Don’t forget to secure the IPv6 management plane
One of the few presentations I could understand @ PLNOG meeting yesterday (most of them were in Polish) was the fantastic “Guide To Building Secure Network Infrastructures” by Merike Kaeo, during which she revealed an obvious but oft forgotten fact: by deploying IPv6 in your router, you’ve actually created a parallel entry into the management plane that has to be secured using the same (or similar) mechanisms as its IPv4 counterpart.
For example, people would commonly use access-class line configuration command on the VTY lines to limit access to your routers to IP addresses known to belong to the NMS subnet.
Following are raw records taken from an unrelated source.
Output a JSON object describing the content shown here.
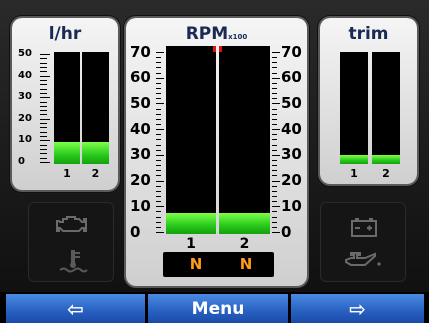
{
  "fuel_flow": {
    "title": "l/hr",
    "scale": [
      "50",
      "40",
      "30",
      "20",
      "10",
      "0"
    ],
    "bars": [
      {
        "label": "1",
        "value": 10
      },
      {
        "label": "2",
        "value": 10
      }
    ],
    "max": 50
  },
  "rpm": {
    "title": "RPM",
    "multiplier": "x100",
    "scale_left": [
      "70",
      "60",
      "50",
      "40",
      "30",
      "20",
      "10",
      "0"
    ],
    "scale_right": [
      "70",
      "60",
      "50",
      "40",
      "30",
      "20",
      "10",
      "0"
    ],
    "bars": [
      {
        "label": "1",
        "value": 8,
        "gear": "N"
      },
      {
        "label": "2",
        "value": 8,
        "gear": "N"
      }
    ],
    "max": 70,
    "redline": 68
  },
  "trim": {
    "title": "trim",
    "bars": [
      {
        "label": "1",
        "value": 8
      },
      {
        "label": "2",
        "value": 8
      }
    ],
    "max": 100
  },
  "indicators": {
    "left": [
      "check-engine-icon",
      "coolant-temp-icon"
    ],
    "right": [
      "battery-icon",
      "oil-pressure-icon"
    ]
  },
  "nav": {
    "prev_label": "⇦",
    "menu_label": "Menu",
    "next_label": "⇨"
  },
  "colors": {
    "bar_green": "#27c91b",
    "redline": "#d11111",
    "gear_text": "#ff9a1a",
    "button_blue": "#2a63c4",
    "title_blue": "#1a2a55"
  }
}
Unless you do the same thing for IPv6 (with the ipv6 access-class line configuration command), anyone can connect to your router as soon as you configure IPv6 on it.
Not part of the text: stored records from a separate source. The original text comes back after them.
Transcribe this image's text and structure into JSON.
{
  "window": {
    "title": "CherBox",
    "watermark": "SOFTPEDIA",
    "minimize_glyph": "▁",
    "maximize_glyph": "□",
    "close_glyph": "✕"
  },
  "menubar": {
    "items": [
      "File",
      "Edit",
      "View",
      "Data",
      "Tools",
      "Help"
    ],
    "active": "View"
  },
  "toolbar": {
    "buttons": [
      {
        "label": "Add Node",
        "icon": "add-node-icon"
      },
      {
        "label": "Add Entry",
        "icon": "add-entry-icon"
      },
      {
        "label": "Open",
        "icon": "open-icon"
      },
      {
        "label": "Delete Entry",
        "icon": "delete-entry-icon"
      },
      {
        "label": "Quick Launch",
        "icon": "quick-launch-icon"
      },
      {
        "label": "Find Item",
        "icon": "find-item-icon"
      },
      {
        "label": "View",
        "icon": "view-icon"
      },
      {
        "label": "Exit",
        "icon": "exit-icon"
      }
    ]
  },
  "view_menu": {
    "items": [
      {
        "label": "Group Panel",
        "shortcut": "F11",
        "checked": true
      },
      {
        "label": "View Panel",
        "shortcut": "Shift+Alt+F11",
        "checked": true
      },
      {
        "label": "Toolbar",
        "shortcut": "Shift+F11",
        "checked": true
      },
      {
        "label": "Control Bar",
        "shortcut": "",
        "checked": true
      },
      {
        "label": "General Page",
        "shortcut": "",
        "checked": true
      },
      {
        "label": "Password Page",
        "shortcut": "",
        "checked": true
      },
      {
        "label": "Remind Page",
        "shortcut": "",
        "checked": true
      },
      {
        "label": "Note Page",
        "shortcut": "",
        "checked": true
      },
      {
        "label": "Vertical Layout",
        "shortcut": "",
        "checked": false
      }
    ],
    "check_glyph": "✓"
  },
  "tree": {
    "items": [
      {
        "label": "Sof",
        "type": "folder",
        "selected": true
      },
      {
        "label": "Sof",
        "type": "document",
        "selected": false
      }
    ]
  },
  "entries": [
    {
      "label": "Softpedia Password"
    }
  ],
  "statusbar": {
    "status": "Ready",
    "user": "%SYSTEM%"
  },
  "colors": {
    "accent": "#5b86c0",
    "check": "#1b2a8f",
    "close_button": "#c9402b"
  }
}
The same obviously applies to all other management-plane protocols that can run in dual-stack environments (for example, SNMP) – whenever you use ACLs to restrict access to a device’s management plane, you have to deploy filters for both IPv4 and IPv6.
Finally, if you use router configuration compliance tools (be it RANCID with custom pattern-matching scripts, totally home-brewed soup, or a commercial tool), make sure they check the IPv6 side of management plane security as thoroughly as they check the IPv4 side.